Ce pseudonyme serait, selon des sources antifascistes, celui d’un militant de la Division Martel, jeune homme arrêté suite à la descente avortée sur les Champs-Elysées le soir du match France-Maroc. La police avait trouvé chez lui «la panoplie complète du petit nazi», selon les mots des enquêteurs, y compris des brassards et drapeaux à croix gammée. Dans ce dossier, il a été relaxé le 8 septembre pour vice de procédure, comme les sept autres accusés. Des Bisontins du groupe Vandals Besak figurent également, a révélé StreetPress, parmi les interpellés de ce samedi. Certains de ses néonazis ont aussi participé à des violences le soir de France-Maroc, mais à Annecy. Elles ont valu à l’un de leurs membres, un ancien légionnaire, d’être incarcéré.

La Drôme n’est pas la seule à avoir vu défiler des nervis. Vendredi soir à Reims, quelque 50 militants ont marché dans le centre-ville derrière un drapeau noir frappé d’une croix celtique néofasciste. Dans le cortège, là encore, des slogans racistes, et même des bras tendus bien hauts.

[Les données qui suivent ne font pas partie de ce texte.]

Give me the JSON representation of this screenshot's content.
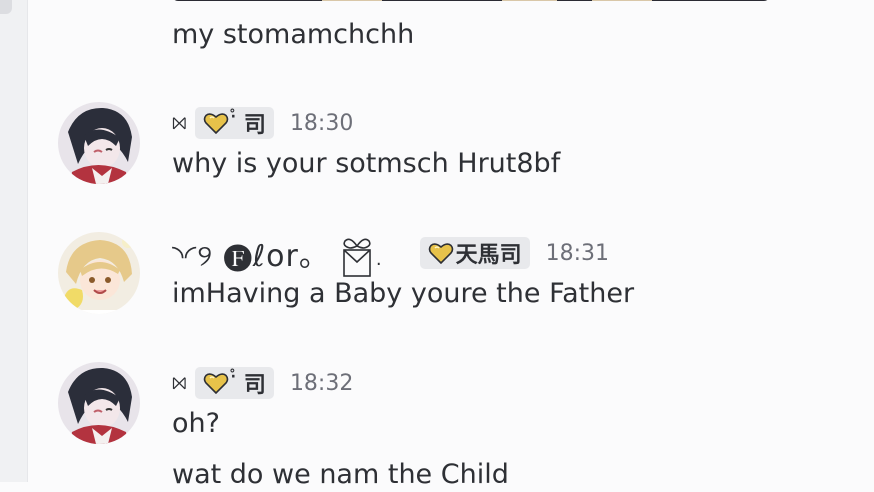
{
  "messages": [
    {
      "text": "my stomamchchh"
    },
    {
      "author_glyph": "⨝",
      "tag": "司",
      "tag_prefix": "·̊",
      "time": "18:30",
      "text": "why is your sotmsch Hrut8bf"
    },
    {
      "author_name": "◝◜୨ 🅕ℓor。",
      "dot": ".",
      "tag": "天馬司",
      "time": "18:31",
      "text": "imHaving a Baby youre the Father"
    },
    {
      "author_glyph": "⨝",
      "tag": "司",
      "tag_prefix": "·̊",
      "time": "18:32",
      "text": "oh?"
    },
    {
      "text": "wat do we nam the  Child"
    }
  ],
  "colors": {
    "background": "#fbfbfc",
    "text": "#2e3035",
    "timestamp": "#6d6f78",
    "tag_bg": "#e8e9ec",
    "heart": "#e7c24a"
  },
  "icons": [
    "heart-icon",
    "gift-icon",
    "avatar"
  ]
}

Les hooligans néonazis des MesOs Reims sont suspectés d’être à l’origine de cette action. A Rennes, dimanche soir, une trentaine de militants cagoulés ont lancé des slogans nationalistes en parcourant le centre-ville. D’autres rassemblements, toujours organisés par des groupuscules d’extrême droite, sont encore annoncés : à Lille mercredi, à Bordeaux jeudi, à Paris vendredi. En écho aux mobilisations de l’extrême droite espagnole ces dernières semaines sous le mot d’ordre «Noviembre Nacional», les réseaux français de la fachosphère espèrent lancer un «Novembre National».

En France, selon les services de renseignement, l’ultradroite (un terme policier) est forte de 3 000 membres, dont 1 500 potentiellement violents. On peut lui imputer, selon le décompte de Nicolas Lerner, patron de la Direction générale de la sécurité intérieure (DGSI), en juillet dernier, «dix actions terroristes, d’inspiration néonazie, raciste ou complotiste, déjouées depuis 2017 en France, avec des cibles aussi variées que des citoyens de confession musulmane ou juive, des élus ou des francs-maçons»«Depuis le printemps, nous assistons à une résurgence très préoccupante des actions violentes ou des intimidations» de la mouvance, pointait déjà le haut-fonctionnaire, soulignant leur volonté de «reprendre la rue».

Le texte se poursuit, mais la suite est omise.